Note de la fic :
Kaileena, l'Impératrice des Papillons
Par : SyndroMantic
Genre : Fantastique, Horreur
Statut : Terminée
Chapitre 61
Publié le 11/02/2011 à 21:18:53 par SyndroMantic
De longues minutes après le départ de son supérieur, il soupira mélancoliquement et marcha dans les sombres allées. Jaipur dormait, à ce moment, et les seuls bruits que l'on pouvait entendre étaient ceux des grillons cachés dans les fourrés. Pour une fois, ce soir-là, le silence était apaisant, propice à la méditation qui s'imposait alors au vieux vizir. Bizarrement, il n'avait pas peur, il ne ressentait aucune anxiété, malgré les soupçons qu'il venait de faire naître chez son souverain. Pour tout dire, il ne songeait même plus à leur précédente conversation. Mais seulement au léger bonheur qu'elle lui laissait maintenant. Cela faisait des semaines qu'il n'avait plus discuté ainsi avec le grand homme, comme avec tout autre collègue du palais, et ce simple évènement le réconfortait en soi. Peut-être le motif secret qui l'avait poussé à lire toutes ces journées durant ne l'avait-il après tout pas totalement reclus du monde où il vivait encore. Peut-être cette peur qui l'étreignait depuis tout ce temps ne l'avait-elle pas mis à l'écart des gens qu'il aimait. Quoique... elle venait justement de le faire mentir au plus cher d'entre eux.
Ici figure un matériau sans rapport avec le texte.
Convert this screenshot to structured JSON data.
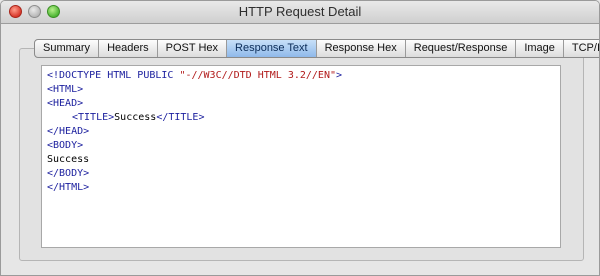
{
  "window": {
    "title": "HTTP Request Detail"
  },
  "tabs": [
    {
      "label": "Summary",
      "active": false
    },
    {
      "label": "Headers",
      "active": false
    },
    {
      "label": "POST Hex",
      "active": false
    },
    {
      "label": "Response Text",
      "active": true
    },
    {
      "label": "Response Hex",
      "active": false
    },
    {
      "label": "Request/Response",
      "active": false
    },
    {
      "label": "Image",
      "active": false
    },
    {
      "label": "TCP/IP",
      "active": false
    }
  ],
  "response": {
    "doctype_start": "<!DOCTYPE HTML PUBLIC ",
    "doctype_string": "\"-//W3C//DTD HTML 3.2//EN\"",
    "doctype_end": ">",
    "html_open": "<HTML>",
    "head_open": "<HEAD>",
    "title_open": "<TITLE>",
    "title_text": "Success",
    "title_close": "</TITLE>",
    "head_close": "</HEAD>",
    "body_open": "<BODY>",
    "body_text": "Success",
    "body_close": "</BODY>",
    "html_close": "</HTML>"
  },
  "colors": {
    "tag": "#1b1f9e",
    "string": "#b11a1a",
    "active_tab": "#8fb9ea"
  }
}
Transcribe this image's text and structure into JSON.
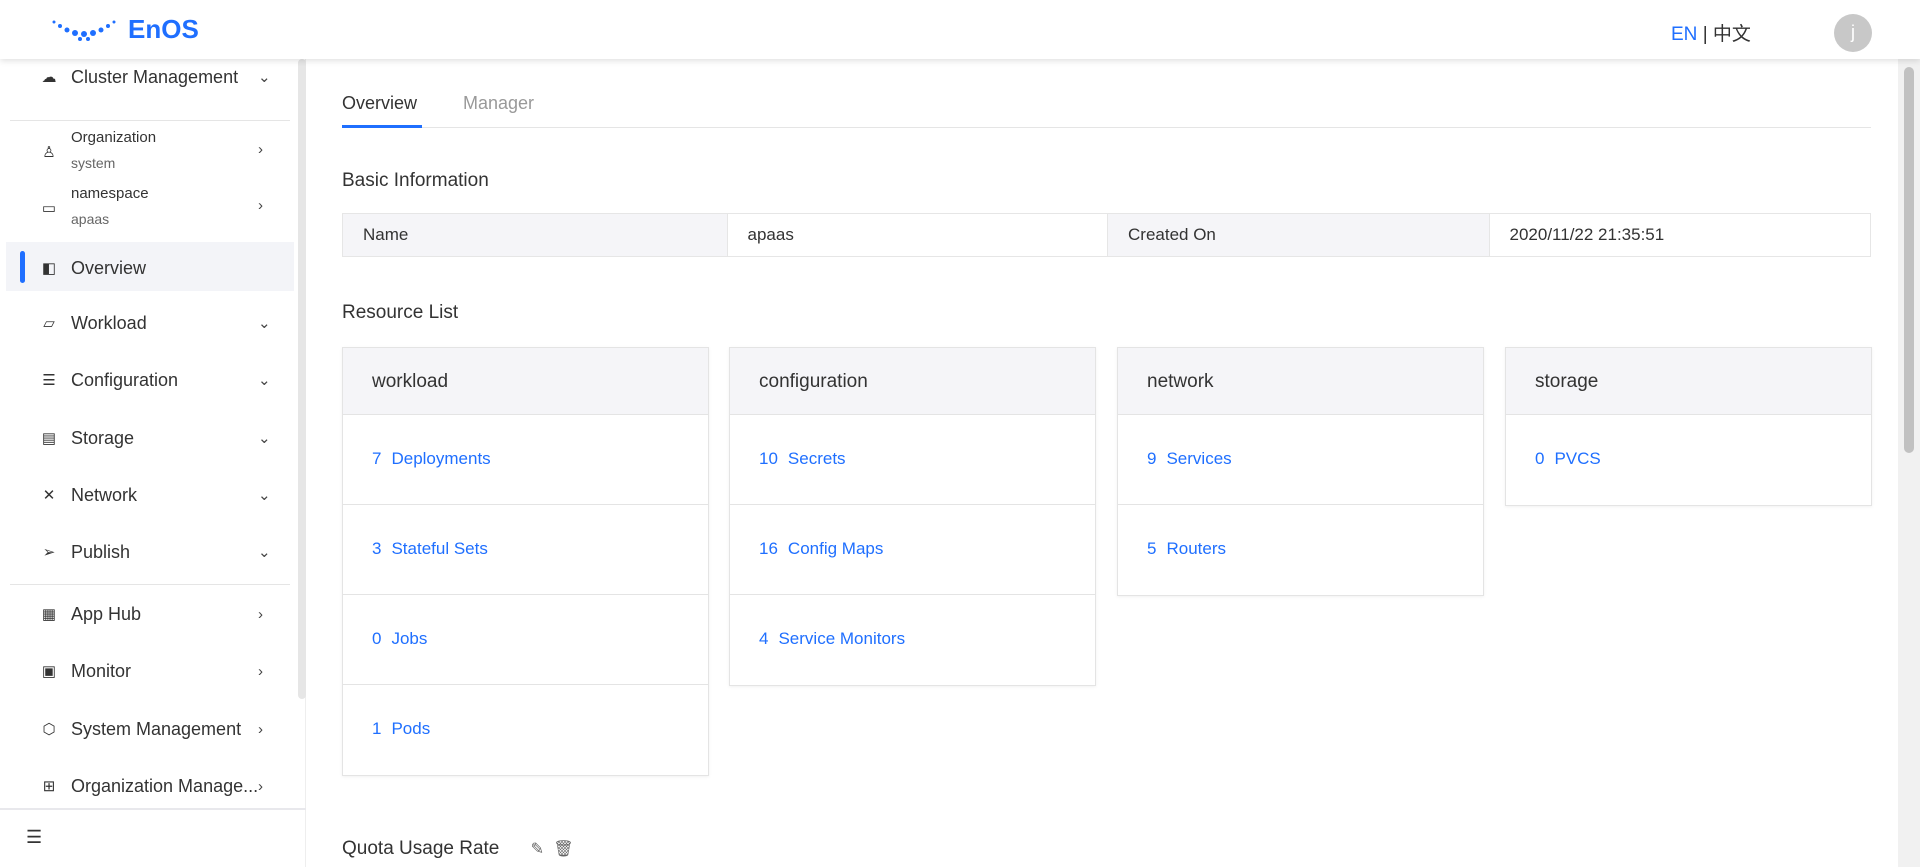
{
  "header": {
    "logo": "EnOS",
    "lang_en": "EN",
    "lang_sep": "|",
    "lang_zh": "中文",
    "avatar": "j"
  },
  "sidebar": {
    "cluster": "Cluster Management",
    "organization": {
      "label": "Organization",
      "value": "system"
    },
    "namespace": {
      "label": "namespace",
      "value": "apaas"
    },
    "items": [
      {
        "label": "Overview"
      },
      {
        "label": "Workload"
      },
      {
        "label": "Configuration"
      },
      {
        "label": "Storage"
      },
      {
        "label": "Network"
      },
      {
        "label": "Publish"
      },
      {
        "label": "App Hub"
      },
      {
        "label": "Monitor"
      },
      {
        "label": "System Management"
      },
      {
        "label": "Organization Manage..."
      }
    ]
  },
  "tabs": [
    "Overview",
    "Manager"
  ],
  "basic": {
    "title": "Basic Information",
    "name_label": "Name",
    "name": "apaas",
    "created_label": "Created On",
    "created": "2020/11/22 21:35:51"
  },
  "resources": {
    "title": "Resource List",
    "cards": [
      {
        "title": "workload",
        "rows": [
          {
            "n": "7",
            "l": "Deployments"
          },
          {
            "n": "3",
            "l": "Stateful Sets"
          },
          {
            "n": "0",
            "l": "Jobs"
          },
          {
            "n": "1",
            "l": "Pods"
          }
        ]
      },
      {
        "title": "configuration",
        "rows": [
          {
            "n": "10",
            "l": "Secrets"
          },
          {
            "n": "16",
            "l": "Config Maps"
          },
          {
            "n": "4",
            "l": "Service Monitors"
          }
        ]
      },
      {
        "title": "network",
        "rows": [
          {
            "n": "9",
            "l": "Services"
          },
          {
            "n": "5",
            "l": "Routers"
          }
        ]
      },
      {
        "title": "storage",
        "rows": [
          {
            "n": "0",
            "l": "PVCS"
          }
        ]
      }
    ]
  },
  "quota": {
    "title": "Quota Usage Rate"
  },
  "colors": {
    "accent": "#1f6fff"
  }
}
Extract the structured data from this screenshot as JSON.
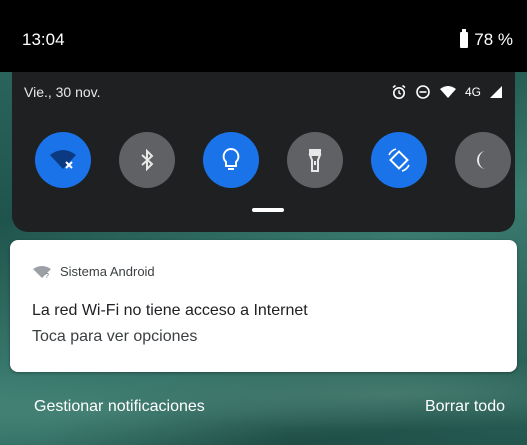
{
  "status_bar": {
    "time": "13:04",
    "battery": "78 %"
  },
  "quick_settings": {
    "date": "Vie., 30 nov.",
    "network_type": "4G",
    "status_icons": [
      "alarm-icon",
      "do-not-disturb-icon",
      "wifi-no-internet-icon",
      "cellular-signal-icon"
    ],
    "tiles": [
      {
        "icon": "wifi-no-internet-icon",
        "state": "on"
      },
      {
        "icon": "bluetooth-icon",
        "state": "off"
      },
      {
        "icon": "lightbulb-icon",
        "state": "on"
      },
      {
        "icon": "flashlight-icon",
        "state": "off"
      },
      {
        "icon": "auto-rotate-icon",
        "state": "on"
      },
      {
        "icon": "night-mode-icon",
        "state": "off"
      }
    ]
  },
  "notification": {
    "app_name": "Sistema Android",
    "title": "La red Wi-Fi no tiene acceso a Internet",
    "text": "Toca para ver opciones"
  },
  "footer": {
    "manage_label": "Gestionar notificaciones",
    "clear_label": "Borrar todo"
  },
  "colors": {
    "accent": "#1a73e8",
    "tile_off": "#5f6164",
    "panel_bg": "#1f2022"
  }
}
C'était à se demander si Jägdish avait encore de l'amour, face à ce qui l'attendait. Y aurait-il jamais quelque lueur pour dissiper ses doutes ? Le vieillard leva les yeux dans la nuit étoilée, contemplant cœur battant sa lune ronde...
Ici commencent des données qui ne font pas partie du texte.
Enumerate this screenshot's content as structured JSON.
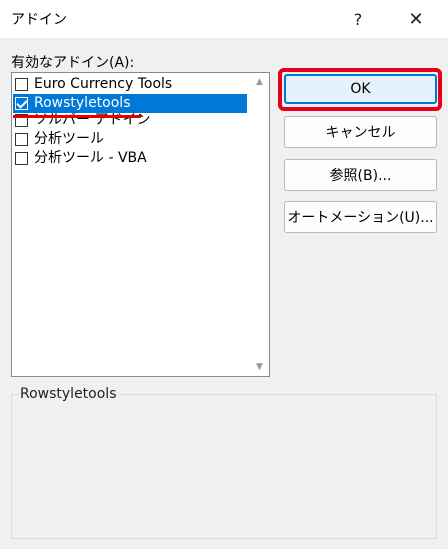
{
  "window": {
    "title": "アドイン",
    "help_glyph": "?",
    "close_glyph": "✕"
  },
  "addins": {
    "label": "有効なアドイン(A):",
    "items": [
      {
        "label": "Euro Currency Tools",
        "checked": false,
        "selected": false
      },
      {
        "label": "Rowstyletools",
        "checked": true,
        "selected": true
      },
      {
        "label": "ソルバー アドイン",
        "checked": false,
        "selected": false
      },
      {
        "label": "分析ツール",
        "checked": false,
        "selected": false
      },
      {
        "label": "分析ツール - VBA",
        "checked": false,
        "selected": false
      }
    ]
  },
  "buttons": {
    "ok": "OK",
    "cancel": "キャンセル",
    "browse": "参照(B)...",
    "automation": "オートメーション(U)..."
  },
  "description": {
    "title": "Rowstyletools"
  },
  "colors": {
    "selection": "#0078d7",
    "annotation": "#e6001a"
  },
  "icons": {
    "help": "help-icon",
    "close": "close-icon",
    "scroll_up": "scroll-up-arrow-icon",
    "scroll_down": "scroll-down-arrow-icon",
    "check": "check-icon"
  }
}
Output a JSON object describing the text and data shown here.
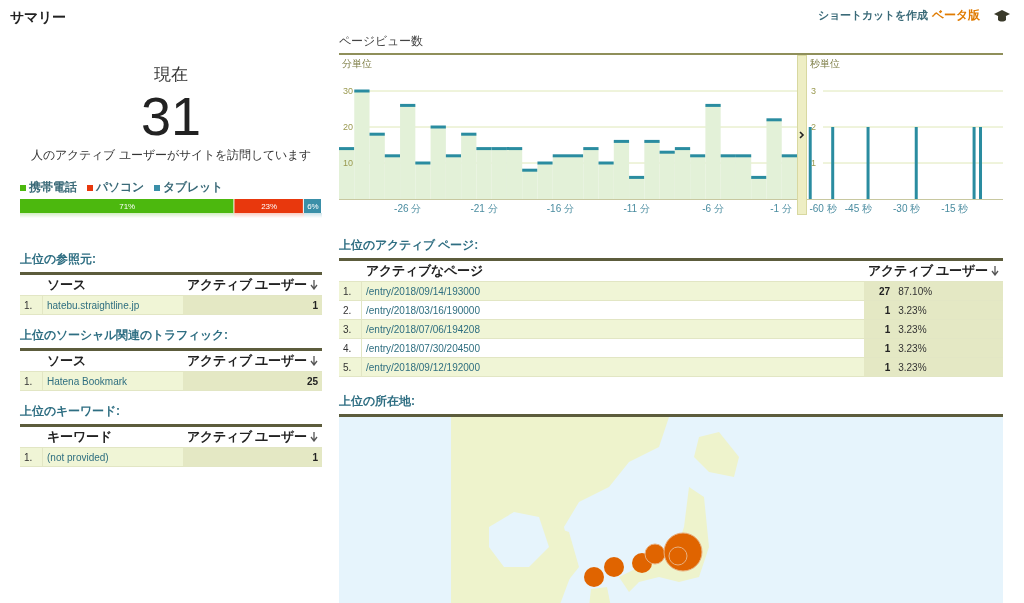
{
  "header": {
    "title": "サマリー",
    "shortcut_link": "ショートカットを作成",
    "beta_badge": "ベータ版"
  },
  "active_users": {
    "heading": "現在",
    "count": "31",
    "caption": "人のアクティブ ユーザーがサイトを訪問しています",
    "device_chart": {
      "chart_data": {
        "type": "bar",
        "orientation": "horizontal",
        "stacked": true,
        "xlim": [
          0,
          100
        ],
        "series": [
          {
            "name": "携帯電話",
            "color": "#4cb80e",
            "values": [
              71
            ],
            "value_labels": [
              "71%"
            ]
          },
          {
            "name": "パソコン",
            "color": "#e8380d",
            "values": [
              23
            ],
            "value_labels": [
              "23%"
            ]
          },
          {
            "name": "タブレット",
            "color": "#3a8fa8",
            "values": [
              6
            ],
            "value_labels": [
              "6%"
            ]
          }
        ]
      }
    }
  },
  "pageviews": {
    "title": "ページビュー数",
    "per_minute": {
      "label": "分単位",
      "chart_data": {
        "type": "bar",
        "x": [
          -30,
          -29,
          -28,
          -27,
          -26,
          -25,
          -24,
          -23,
          -22,
          -21,
          -20,
          -19,
          -18,
          -17,
          -16,
          -15,
          -14,
          -13,
          -12,
          -11,
          -10,
          -9,
          -8,
          -7,
          -6,
          -5,
          -4,
          -3,
          -2,
          -1
        ],
        "values": [
          14,
          30,
          18,
          12,
          26,
          10,
          20,
          12,
          18,
          14,
          14,
          14,
          8,
          10,
          12,
          12,
          14,
          10,
          16,
          6,
          16,
          13,
          14,
          12,
          26,
          12,
          12,
          6,
          22,
          12
        ],
        "xlim": [
          -30.5,
          -0.5
        ],
        "ylim": [
          0,
          40
        ],
        "grid": true,
        "yticks": [
          10,
          20,
          30
        ],
        "xticks": [
          {
            "value": -26,
            "label": "-26 分"
          },
          {
            "value": -21,
            "label": "-21 分"
          },
          {
            "value": -16,
            "label": "-16 分"
          },
          {
            "value": -11,
            "label": "-11 分"
          },
          {
            "value": -6,
            "label": "-6 分"
          },
          {
            "value": -1,
            "label": "-1 分"
          }
        ]
      }
    },
    "per_second": {
      "label": "秒単位",
      "chart_data": {
        "type": "bar",
        "x": [
          -60,
          -53,
          -42,
          -27,
          -9,
          -7
        ],
        "values": [
          2,
          2,
          2,
          2,
          2,
          2
        ],
        "xlim": [
          -61,
          0
        ],
        "ylim": [
          0,
          4
        ],
        "grid": true,
        "yticks": [
          1,
          2,
          3
        ],
        "xticks": [
          {
            "value": -60,
            "label": "-60 秒"
          },
          {
            "value": -45,
            "label": "-45 秒"
          },
          {
            "value": -30,
            "label": "-30 秒"
          },
          {
            "value": -15,
            "label": "-15 秒"
          }
        ]
      }
    }
  },
  "referrers": {
    "title": "上位の参照元:",
    "columns": [
      "ソース",
      "アクティブ ユーザー"
    ],
    "rows": [
      {
        "index": "1.",
        "name": "hatebu.straightline.jp",
        "users": "1"
      }
    ]
  },
  "social": {
    "title": "上位のソーシャル関連のトラフィック:",
    "columns": [
      "ソース",
      "アクティブ ユーザー"
    ],
    "rows": [
      {
        "index": "1.",
        "name": "Hatena Bookmark",
        "users": "25"
      }
    ]
  },
  "keywords": {
    "title": "上位のキーワード:",
    "columns": [
      "キーワード",
      "アクティブ ユーザー"
    ],
    "rows": [
      {
        "index": "1.",
        "name": "(not provided)",
        "users": "1"
      }
    ]
  },
  "active_pages": {
    "title": "上位のアクティブ ページ:",
    "columns": [
      "アクティブなページ",
      "アクティブ ユーザー"
    ],
    "rows": [
      {
        "index": "1.",
        "page": "/entry/2018/09/14/193000",
        "users": "27",
        "share": "87.10%"
      },
      {
        "index": "2.",
        "page": "/entry/2018/03/16/190000",
        "users": "1",
        "share": "3.23%"
      },
      {
        "index": "3.",
        "page": "/entry/2018/07/06/194208",
        "users": "1",
        "share": "3.23%"
      },
      {
        "index": "4.",
        "page": "/entry/2018/07/30/204500",
        "users": "1",
        "share": "3.23%"
      },
      {
        "index": "5.",
        "page": "/entry/2018/09/12/192000",
        "users": "1",
        "share": "3.23%"
      }
    ]
  },
  "locations": {
    "title": "上位の所在地:"
  }
}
Quel âge Kaileena lui avait-elle donné, finalement ? Peut-être sa fleur, en regard de la pureté de cet astre. Il fallait l'admettre, elle était belle, et de nombreuses générations le diraient encore plus tard, sans doute. Mais combien précisément ? Zohak fut le seul, jusqu'à sa mort, dont la jeune femme voulut en connaître la date, et même avec son pouvoir elle ne put deviner que la sienne arriverait si vite, avant de remonter le temps... Si ce n'était pas elle, qui d'autre pourrait dire à Jägdish le temps qu'il lui restait à vivre rongé par la tuberculose ? Qui pourrait lui dire le nombre d'années ? Le nombre de jours ? Le nombre de minutes ? Il avait l'impression d'être le seul à le voir. Les autres ne semblaient jamais s'en préoccuper. Que le corps pouvait lâcher toutes les secondes. Pendant son déjeuner, pendant son sommeil, pendant la gestation, et même pendant cette contemplation de la lune pâle. L'âge n'est qu'un retard, pensait le vieil homme. Et l'espoir, une infraction à la réalité. Une "illusion plaisante", comme il l'avait lu la nuit dernière. Et pourtant...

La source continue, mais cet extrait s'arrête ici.